Padre Thomas non faceva altro che pregare. Non poteva risolversi ad accettare il fato che l’imperatore aveva riservato alla città. I catanesi si erano ribellati all’imperatore, seguendo l’esempio di Messina, e lui appena aveva potuto li aveva ridotti al silenzio. Ora la città e suoi abitanti ne avrebbero pagato il fio.

La storia era nota a tutti, anche agli uomini senza lettere. Quello che forse non tutti sapevano era l’origine di quelle leggi che avevano scatenato l’esasperazione e provocato la ribellione degli abitanti delle città siciliane. Federico II di Hohenstaufen, per grazia di Dio re della Sicilia e Imperatore del Sacro Romano Impero, era un sovrano molto potente. Uomo politico di grande valenza, aveva però numerose pecche. Non si era mai deciso a disfarsi degli adoratori del falso dio. Non solo, alla sua corte essi occupavano alte cariche e lui non si peritava di mostrarsi come uno dei loro capi. In breve era sempre in bilico tra la retta via e l’eresia. Per longa pezza aveva procrastinato il disegno divino che gli imponeva di conquistare Gerusalemme: per questo Onorio l’aveva giustamente scomunicato. Finalmente si era deciso a partire e cosa aveva fatto? Mah! Meglio non pensarci…

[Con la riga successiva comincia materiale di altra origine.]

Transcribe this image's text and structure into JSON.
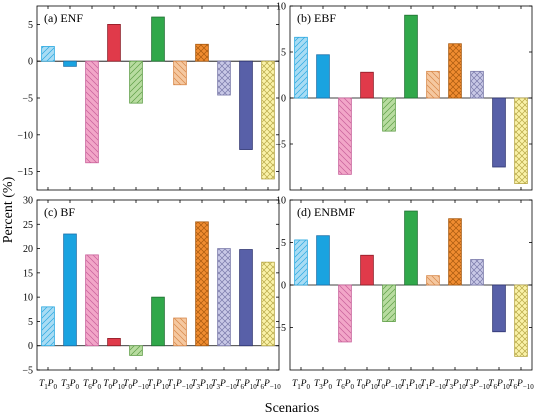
{
  "figure": {
    "ylabel": "Percent (%)",
    "xlabel": "Scenarios"
  },
  "scenarios": [
    {
      "T": "1",
      "P": "0"
    },
    {
      "T": "3",
      "P": "0"
    },
    {
      "T": "6",
      "P": "0"
    },
    {
      "T": "0",
      "P": "10"
    },
    {
      "T": "0",
      "P": "−10"
    },
    {
      "T": "1",
      "P": "10"
    },
    {
      "T": "1",
      "P": "−10"
    },
    {
      "T": "3",
      "P": "10"
    },
    {
      "T": "3",
      "P": "−10"
    },
    {
      "T": "6",
      "P": "10"
    },
    {
      "T": "6",
      "P": "−10"
    }
  ],
  "bar_styles": [
    {
      "fill": "#a8dcf4",
      "stroke": "#29a8e0",
      "pattern": "fwd"
    },
    {
      "fill": "#1aa3e0",
      "stroke": "#1a6fa8",
      "pattern": "none"
    },
    {
      "fill": "#f2a6c8",
      "stroke": "#c8609a",
      "pattern": "back"
    },
    {
      "fill": "#e03a4a",
      "stroke": "#8c1a24",
      "pattern": "none"
    },
    {
      "fill": "#b8dca0",
      "stroke": "#5e9e46",
      "pattern": "fwd"
    },
    {
      "fill": "#30a84a",
      "stroke": "#1e6e30",
      "pattern": "none"
    },
    {
      "fill": "#f5c8a0",
      "stroke": "#d8884a",
      "pattern": "back"
    },
    {
      "fill": "#f08c30",
      "stroke": "#a85a10",
      "pattern": "cross"
    },
    {
      "fill": "#c8c8e6",
      "stroke": "#7a7aaa",
      "pattern": "cross"
    },
    {
      "fill": "#5860a8",
      "stroke": "#2e3470",
      "pattern": "none"
    },
    {
      "fill": "#faf2a8",
      "stroke": "#b8a848",
      "pattern": "cross"
    }
  ],
  "chart_data": [
    {
      "type": "bar",
      "title": "(a) ENF",
      "ylim": [
        -17.5,
        7.5
      ],
      "yticks": [
        -15,
        -10,
        -5,
        0,
        5
      ],
      "values": [
        2,
        -0.7,
        -13.8,
        5,
        -5.7,
        6,
        -3.2,
        2.3,
        -4.6,
        -12,
        -16
      ]
    },
    {
      "type": "bar",
      "title": "(b) EBF",
      "ylim": [
        -10,
        10
      ],
      "yticks": [
        -5,
        0,
        5,
        10
      ],
      "values": [
        6.6,
        4.7,
        -8.3,
        2.8,
        -3.6,
        9,
        2.9,
        5.9,
        2.9,
        -7.5,
        -9.3
      ]
    },
    {
      "type": "bar",
      "title": "(c) BF",
      "ylim": [
        -5,
        30
      ],
      "yticks": [
        -5,
        0,
        5,
        10,
        15,
        20,
        25,
        30
      ],
      "values": [
        8,
        23,
        18.7,
        1.5,
        -2,
        10,
        5.7,
        25.5,
        20,
        19.8,
        17.2
      ]
    },
    {
      "type": "bar",
      "title": "(d) ENBMF",
      "ylim": [
        -10,
        10
      ],
      "yticks": [
        -5,
        0,
        5,
        10
      ],
      "values": [
        5.3,
        5.8,
        -6.7,
        3.5,
        -4.3,
        8.7,
        1.1,
        7.8,
        3,
        -5.5,
        -8.4
      ]
    }
  ]
}
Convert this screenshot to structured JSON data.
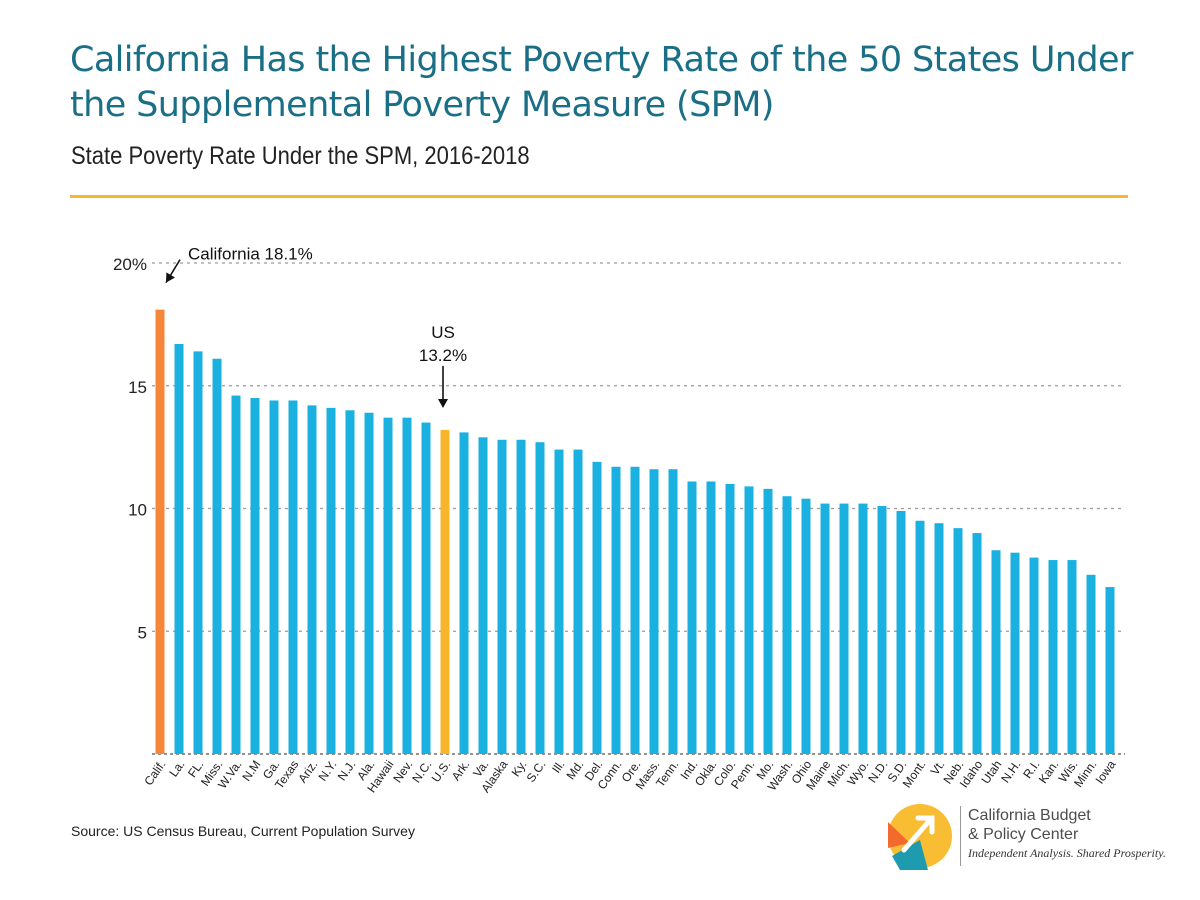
{
  "title": "California Has the Highest Poverty Rate of the 50 States Under the Supplemental Poverty Measure (SPM)",
  "subtitle": "State Poverty Rate Under the SPM, 2016-2018",
  "source": "Source: US Census Bureau, Current Population Survey",
  "logo": {
    "line1": "California Budget",
    "line2": "& Policy Center",
    "tagline": "Independent Analysis. Shared Prosperity."
  },
  "colors": {
    "title": "#1a6f87",
    "rule": "#f5b82e",
    "bar_default": "#1ab0df",
    "bar_california": "#f5863a",
    "bar_us": "#f7b52c",
    "logo_orange": "#f26a2e",
    "logo_yellow": "#f9bd33",
    "logo_teal": "#1f9bb0"
  },
  "chart_data": {
    "type": "bar",
    "categories": [
      "Calif.",
      "La.",
      "FL.",
      "Miss.",
      "W.Va.",
      "N.M",
      "Ga.",
      "Texas",
      "Ariz.",
      "N.Y.",
      "N.J.",
      "Ala.",
      "Hawaii",
      "Nev.",
      "N.C.",
      "U.S.",
      "Ark.",
      "Va.",
      "Alaska",
      "Ky.",
      "S.C.",
      "Ill.",
      "Md.",
      "Del.",
      "Conn.",
      "Ore.",
      "Mass.",
      "Tenn.",
      "Ind.",
      "Okla.",
      "Colo.",
      "Penn.",
      "Mo.",
      "Wash.",
      "Ohio",
      "Maine",
      "Mich.",
      "Wyo.",
      "N.D.",
      "S.D.",
      "Mont.",
      "Vt.",
      "Neb.",
      "Idaho",
      "Utah",
      "N.H.",
      "R.I.",
      "Kan.",
      "Wis.",
      "Minn.",
      "Iowa"
    ],
    "values": [
      18.1,
      16.7,
      16.4,
      16.1,
      14.6,
      14.5,
      14.4,
      14.4,
      14.2,
      14.1,
      14.0,
      13.9,
      13.7,
      13.7,
      13.5,
      13.2,
      13.1,
      12.9,
      12.8,
      12.8,
      12.7,
      12.4,
      12.4,
      11.9,
      11.7,
      11.7,
      11.6,
      11.6,
      11.1,
      11.1,
      11.0,
      10.9,
      10.8,
      10.5,
      10.4,
      10.2,
      10.2,
      10.2,
      10.1,
      9.9,
      9.5,
      9.4,
      9.2,
      9.0,
      8.3,
      8.2,
      8.0,
      7.9,
      7.9,
      7.3,
      6.8
    ],
    "highlight": {
      "Calif.": "#f5863a",
      "U.S.": "#f7b52c"
    },
    "ylim": [
      0,
      20
    ],
    "yticks": [
      "5",
      "10",
      "15",
      "20%"
    ],
    "grid": true,
    "annotations": [
      {
        "target": "Calif.",
        "label": "California 18.1%"
      },
      {
        "target": "U.S.",
        "label_lines": [
          "US",
          "13.2%"
        ]
      }
    ]
  }
}
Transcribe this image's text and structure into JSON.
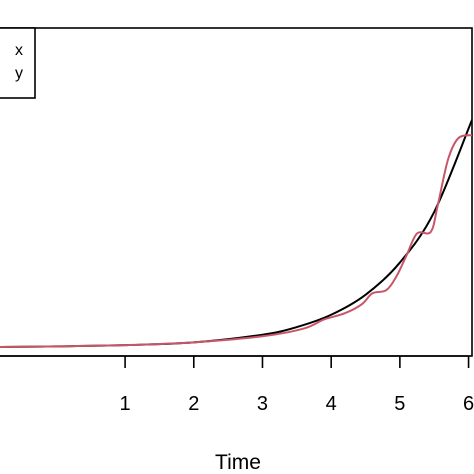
{
  "chart_data": {
    "type": "line",
    "xlabel": "Time",
    "ylabel": "",
    "title": "",
    "xlim": [
      -0.85,
      6.05
    ],
    "ylim": [
      0,
      1.0
    ],
    "xticks": [
      "1",
      "2",
      "3",
      "4",
      "5",
      "6"
    ],
    "xtick_values": [
      1,
      2,
      3,
      4,
      5,
      6
    ],
    "legend": {
      "placement": "top-left",
      "entries": [
        "x",
        "y"
      ]
    },
    "series": [
      {
        "name": "x",
        "color": "#000000",
        "x": [
          -0.85,
          0,
          1,
          2,
          3,
          3.5,
          4,
          4.5,
          5,
          5.5,
          6.05
        ],
        "y": [
          0.0,
          0.002,
          0.006,
          0.015,
          0.04,
          0.065,
          0.105,
          0.17,
          0.275,
          0.44,
          0.74
        ]
      },
      {
        "name": "y",
        "color": "#c8566a",
        "x": [
          -0.85,
          0,
          1,
          2,
          3,
          3.6,
          3.9,
          4.2,
          4.45,
          4.6,
          4.8,
          4.95,
          5.1,
          5.25,
          5.45,
          5.55,
          5.7,
          5.85,
          6.05
        ],
        "y": [
          0.0,
          0.002,
          0.006,
          0.015,
          0.035,
          0.06,
          0.09,
          0.11,
          0.14,
          0.175,
          0.185,
          0.23,
          0.3,
          0.37,
          0.375,
          0.46,
          0.61,
          0.68,
          0.69
        ]
      }
    ]
  }
}
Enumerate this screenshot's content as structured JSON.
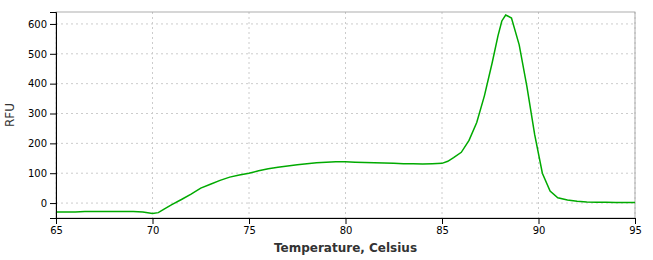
{
  "chart_data": {
    "type": "line",
    "xlabel": "Temperature, Celsius",
    "ylabel": "RFU",
    "color": "#00aa00",
    "grid": true,
    "xlim": [
      65,
      95
    ],
    "ylim": [
      -50,
      640
    ],
    "xticks": [
      65,
      70,
      75,
      80,
      85,
      90,
      95
    ],
    "yticks": [
      0,
      100,
      200,
      300,
      400,
      500,
      600
    ],
    "x": [
      65.0,
      65.3,
      65.6,
      66.0,
      66.5,
      67.0,
      67.5,
      68.0,
      68.5,
      69.0,
      69.5,
      70.0,
      70.3,
      70.6,
      71.0,
      71.5,
      72.0,
      72.5,
      73.0,
      73.5,
      74.0,
      74.5,
      75.0,
      75.5,
      76.0,
      76.5,
      77.0,
      77.5,
      78.0,
      78.5,
      79.0,
      79.5,
      80.0,
      80.5,
      81.0,
      81.5,
      82.0,
      82.5,
      83.0,
      83.5,
      84.0,
      84.5,
      85.0,
      85.3,
      85.6,
      86.0,
      86.4,
      86.8,
      87.2,
      87.6,
      87.9,
      88.1,
      88.3,
      88.6,
      89.0,
      89.4,
      89.8,
      90.2,
      90.6,
      91.0,
      91.5,
      92.0,
      92.5,
      93.0,
      93.5,
      94.0,
      94.5,
      95.0
    ],
    "values": [
      -30,
      -30,
      -30,
      -30,
      -28,
      -28,
      -28,
      -28,
      -28,
      -28,
      -30,
      -35,
      -32,
      -20,
      -5,
      12,
      30,
      50,
      63,
      76,
      87,
      94,
      100,
      108,
      115,
      120,
      124,
      128,
      132,
      135,
      137,
      138,
      138,
      137,
      136,
      135,
      134,
      133,
      132,
      132,
      131,
      132,
      133,
      140,
      152,
      170,
      210,
      270,
      360,
      470,
      560,
      610,
      630,
      620,
      530,
      390,
      230,
      100,
      40,
      18,
      10,
      6,
      4,
      3,
      3,
      2,
      2,
      2
    ]
  }
}
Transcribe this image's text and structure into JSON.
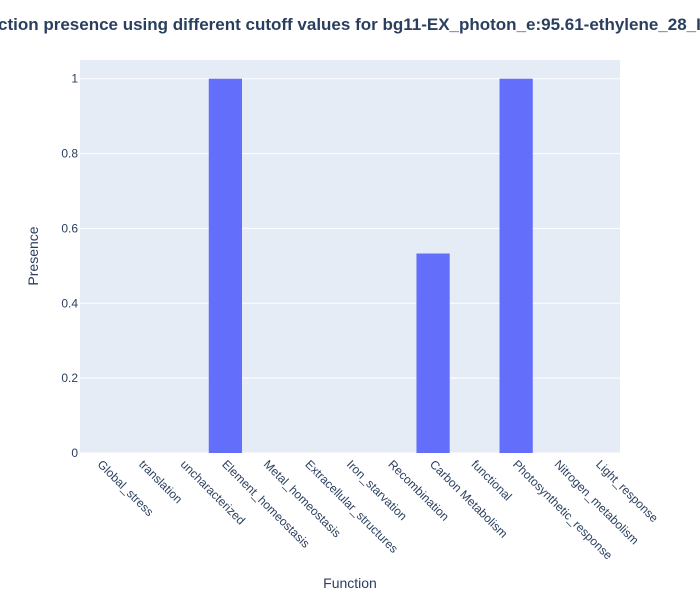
{
  "chart_data": {
    "type": "bar",
    "title": "ction presence using different cutoff values for bg11-EX_photon_e:95.61-ethylene_28_I",
    "xlabel": "Function",
    "ylabel": "Presence",
    "categories": [
      "Global_stress",
      "translation",
      "uncharacterized",
      "Element_homeostasis",
      "Metal_homeostasis",
      "Extracellular_structures",
      "Iron_starvation",
      "Recombination",
      "Carbon Metabolism",
      "functional",
      "Photosynthetic_response",
      "Nitrogen_metabolism",
      "Light_response"
    ],
    "values": [
      0,
      0,
      0,
      1,
      0,
      0,
      0,
      0,
      0.533,
      0,
      1,
      0,
      0
    ],
    "ylim": [
      0,
      1.05
    ],
    "yticks": [
      0,
      0.2,
      0.4,
      0.6,
      0.8,
      1
    ],
    "ytick_labels": [
      "0",
      "0.2",
      "0.4",
      "0.6",
      "0.8",
      "1"
    ],
    "grid": true,
    "bar_color": "#636efa",
    "plot_bg": "#e5ecf6",
    "text_color": "#2a3f5f"
  }
}
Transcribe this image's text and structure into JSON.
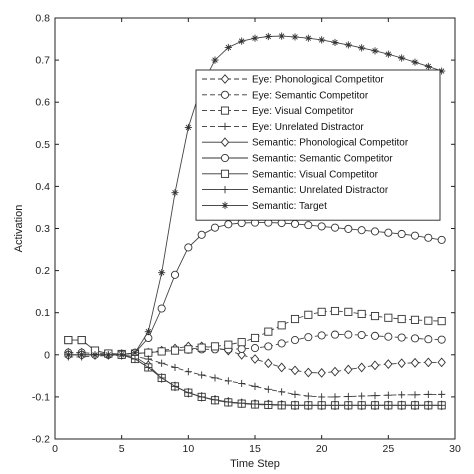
{
  "chart_data": {
    "type": "line",
    "xlabel": "Time Step",
    "ylabel": "Activation",
    "xlim": [
      0,
      30
    ],
    "ylim": [
      -0.2,
      0.8
    ],
    "xticks": [
      "0",
      "5",
      "10",
      "15",
      "20",
      "25",
      "30"
    ],
    "yticks": [
      "-0.2",
      "-0.1",
      "0",
      "0.1",
      "0.2",
      "0.3",
      "0.4",
      "0.5",
      "0.6",
      "0.7",
      "0.8"
    ],
    "legend_position": "top-right",
    "x": [
      1,
      2,
      3,
      4,
      5,
      6,
      7,
      8,
      9,
      10,
      11,
      12,
      13,
      14,
      15,
      16,
      17,
      18,
      19,
      20,
      21,
      22,
      23,
      24,
      25,
      26,
      27,
      28,
      29
    ],
    "series": [
      {
        "name": "Eye: Phonological Competitor",
        "line": "dashed",
        "marker": "diamond",
        "values": [
          0.005,
          0.005,
          0.003,
          0.002,
          0.002,
          0.003,
          0.005,
          0.01,
          0.015,
          0.02,
          0.02,
          0.017,
          0.01,
          0.0,
          -0.01,
          -0.02,
          -0.03,
          -0.037,
          -0.042,
          -0.043,
          -0.04,
          -0.035,
          -0.03,
          -0.025,
          -0.022,
          -0.02,
          -0.019,
          -0.018,
          -0.018
        ]
      },
      {
        "name": "Eye: Semantic Competitor",
        "line": "dashed",
        "marker": "circle",
        "values": [
          0.005,
          0.005,
          0.003,
          0.002,
          0.002,
          0.003,
          0.005,
          0.008,
          0.01,
          0.012,
          0.013,
          0.013,
          0.013,
          0.014,
          0.016,
          0.02,
          0.027,
          0.035,
          0.042,
          0.046,
          0.048,
          0.048,
          0.047,
          0.045,
          0.043,
          0.041,
          0.039,
          0.037,
          0.036
        ]
      },
      {
        "name": "Eye: Visual Competitor",
        "line": "dashed",
        "marker": "square",
        "values": [
          0.035,
          0.035,
          0.01,
          0.003,
          0.002,
          0.003,
          0.005,
          0.008,
          0.01,
          0.013,
          0.017,
          0.02,
          0.024,
          0.03,
          0.04,
          0.055,
          0.07,
          0.085,
          0.095,
          0.102,
          0.104,
          0.102,
          0.097,
          0.092,
          0.088,
          0.085,
          0.083,
          0.081,
          0.08
        ]
      },
      {
        "name": "Eye: Unrelated Distractor",
        "line": "dashed",
        "marker": "plus",
        "values": [
          -0.005,
          -0.005,
          -0.003,
          -0.002,
          -0.002,
          -0.004,
          -0.01,
          -0.02,
          -0.03,
          -0.04,
          -0.048,
          -0.055,
          -0.062,
          -0.068,
          -0.075,
          -0.082,
          -0.088,
          -0.094,
          -0.098,
          -0.1,
          -0.1,
          -0.099,
          -0.098,
          -0.097,
          -0.096,
          -0.095,
          -0.095,
          -0.094,
          -0.094
        ]
      },
      {
        "name": "Semantic: Phonological Competitor",
        "line": "solid",
        "marker": "diamond",
        "values": [
          0.0,
          0.0,
          0.0,
          0.0,
          0.0,
          -0.005,
          -0.025,
          -0.055,
          -0.075,
          -0.09,
          -0.1,
          -0.107,
          -0.112,
          -0.115,
          -0.117,
          -0.118,
          -0.119,
          -0.12,
          -0.12,
          -0.12,
          -0.12,
          -0.12,
          -0.12,
          -0.12,
          -0.12,
          -0.12,
          -0.12,
          -0.12,
          -0.12
        ]
      },
      {
        "name": "Semantic: Semantic Competitor",
        "line": "solid",
        "marker": "circle",
        "values": [
          0.0,
          0.0,
          0.0,
          0.0,
          0.0,
          0.005,
          0.04,
          0.11,
          0.19,
          0.255,
          0.285,
          0.302,
          0.31,
          0.313,
          0.314,
          0.314,
          0.313,
          0.311,
          0.308,
          0.305,
          0.302,
          0.299,
          0.296,
          0.293,
          0.29,
          0.287,
          0.283,
          0.278,
          0.273
        ]
      },
      {
        "name": "Semantic: Visual Competitor",
        "line": "solid",
        "marker": "square",
        "values": [
          0.035,
          0.035,
          0.01,
          0.003,
          0.0,
          -0.01,
          -0.03,
          -0.055,
          -0.075,
          -0.09,
          -0.1,
          -0.108,
          -0.113,
          -0.116,
          -0.118,
          -0.119,
          -0.12,
          -0.12,
          -0.12,
          -0.12,
          -0.12,
          -0.12,
          -0.12,
          -0.12,
          -0.12,
          -0.12,
          -0.12,
          -0.12,
          -0.12
        ]
      },
      {
        "name": "Semantic: Unrelated Distractor",
        "line": "solid",
        "marker": "plus",
        "values": [
          0.0,
          0.0,
          0.0,
          0.0,
          0.0,
          -0.01,
          -0.03,
          -0.055,
          -0.075,
          -0.09,
          -0.1,
          -0.107,
          -0.112,
          -0.115,
          -0.117,
          -0.118,
          -0.119,
          -0.12,
          -0.12,
          -0.12,
          -0.12,
          -0.12,
          -0.12,
          -0.12,
          -0.12,
          -0.12,
          -0.12,
          -0.12,
          -0.12
        ]
      },
      {
        "name": "Semantic: Target",
        "line": "solid",
        "marker": "star",
        "values": [
          0.0,
          0.0,
          0.0,
          0.0,
          0.0,
          0.005,
          0.055,
          0.195,
          0.385,
          0.54,
          0.64,
          0.7,
          0.73,
          0.745,
          0.752,
          0.756,
          0.757,
          0.755,
          0.752,
          0.748,
          0.742,
          0.736,
          0.729,
          0.722,
          0.714,
          0.705,
          0.695,
          0.685,
          0.674
        ]
      }
    ]
  }
}
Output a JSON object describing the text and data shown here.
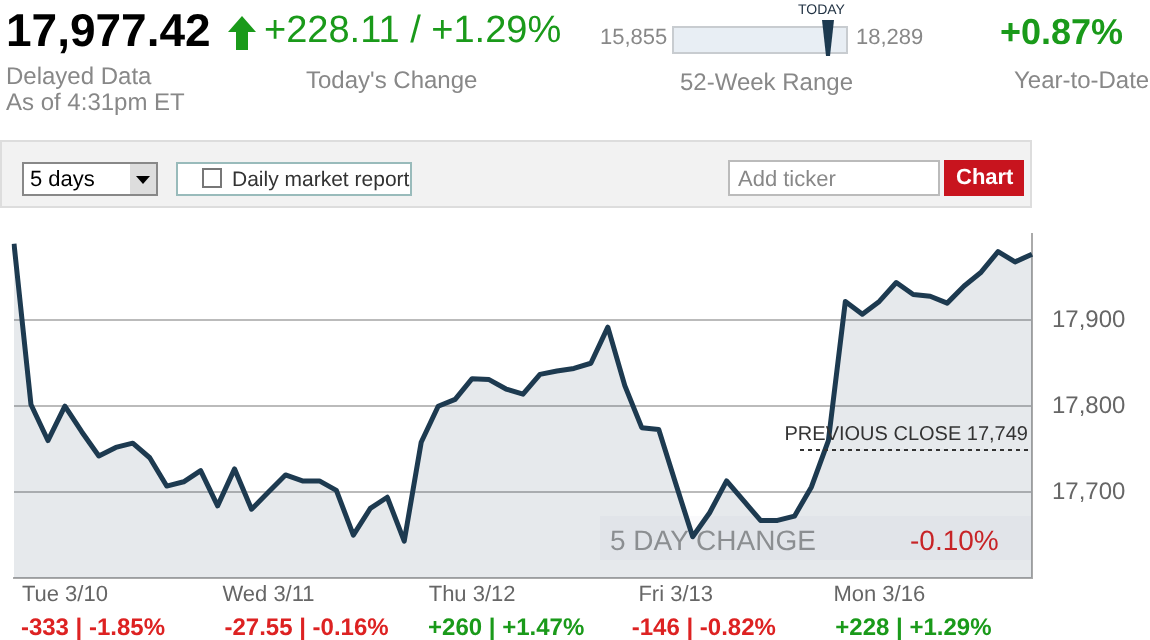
{
  "chart_data": {
    "type": "area",
    "categories": [
      null,
      null,
      null,
      "Tue 3/10",
      null,
      null,
      null,
      null,
      null,
      null,
      null,
      null,
      null,
      null,
      null,
      "Wed 3/11",
      null,
      null,
      null,
      null,
      null,
      null,
      null,
      null,
      null,
      null,
      null,
      "Thu 3/12",
      null,
      null,
      null,
      null,
      null,
      null,
      null,
      null,
      null,
      null,
      null,
      "Fri 3/13",
      null,
      null,
      null,
      null,
      null,
      null,
      null,
      null,
      null,
      null,
      null,
      "Mon 3/16",
      null,
      null,
      null,
      null,
      null,
      null,
      null,
      null,
      null
    ],
    "series": [
      {
        "color": "#1d3a50",
        "values": [
          17989,
          17802,
          17760,
          17800,
          17770,
          17742,
          17752,
          17757,
          17740,
          17707,
          17712,
          17725,
          17684,
          17727,
          17680,
          17700,
          17720,
          17713,
          17713,
          17702,
          17650,
          17681,
          17694,
          17643,
          17758,
          17800,
          17808,
          17832,
          17831,
          17820,
          17814,
          17837,
          17841,
          17844,
          17850,
          17892,
          17824,
          17775,
          17773,
          17710,
          17648,
          17676,
          17713,
          17690,
          17667,
          17667,
          17672,
          17706,
          17760,
          17922,
          17907,
          17922,
          17944,
          17930,
          17928,
          17920,
          17940,
          17956,
          17980,
          17968,
          17977
        ]
      }
    ],
    "ylim": [
      17600,
      18000
    ],
    "yticks": [
      {
        "value": 17700,
        "label": "17,700"
      },
      {
        "value": 17800,
        "label": "17,800"
      },
      {
        "value": 17900,
        "label": "17,900"
      }
    ],
    "grid": "y",
    "ref_lines": [
      {
        "axis": "y",
        "value": 17749,
        "label": "PREVIOUS CLOSE 17,749",
        "line_style": "dashed"
      }
    ],
    "annotations": [
      "17,977.42",
      "Delayed Data",
      "As of 4:31pm ET",
      "+228.11 / +1.29%",
      "Today's Change",
      "15,855",
      "TODAY",
      "18,289",
      "52-Week Range",
      "+0.87%",
      "Year-to-Date",
      "5 days",
      "Daily market report",
      "Add ticker",
      "Chart",
      "5 DAY CHANGE",
      "-0.10%",
      "-333 | -1.85%",
      "-27.55 | -0.16%",
      "+260 | +1.47%",
      "-146 | -0.82%",
      "+228 | +1.29%"
    ]
  }
}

Non poteva più permettersi di perdere tempo, doveva escogitare un mezzo per salvare i Catanesi. Dopo la promulgazione del Liber Augustalis da parte di Pier delle Vigne, conosciuto a Palermo, la situazione era precipitata. La fame di denaro di Federico era andata sempre più aumentando. Le città avrebbero perso la loro autonomia e antichi privilegi avrebbero cessato di essere: in breve l’imperatore avrebbe preteso ancora più tasse. Questo non era stato visto, com’era naturale che fosse, di buon occhio da nessuno in città e soprattutto dalla classe mercantile, appoggiata dalle principali casate nobiliari. L’imperatore era arrivato a Messina e l’aveva messa a ferro e fuoco uccidendone i capi, come se fossero degli eretici. Li aveva bruciati vivi… Adesso, a Catania, aveva promesso di incendiare la città e di ucciderne gli abitanti. Grazie alle preghiere dei maggiorenti della città e in particolare di sua eccellenza il Vescovo Gualtiero, aveva promesso agli abitanti un’ultima messa. E adesso erano quasi tutti qui. All’inizio sembrava come se tutto fosse normale, come se si fosse nel giorno della nostra patrona Agata. Si poteva udire un mormorio quasi indistinguibile, come quando, spostandosi da un luogo lontano, ci si avvicina a un fiume. Il rumore delle acque all’inizio appare quasi impercettibile e poi, a mano a mano che ci si avvicina, il fragore delle acque riempie l’aria tanto che non si riesce neanche a parlare.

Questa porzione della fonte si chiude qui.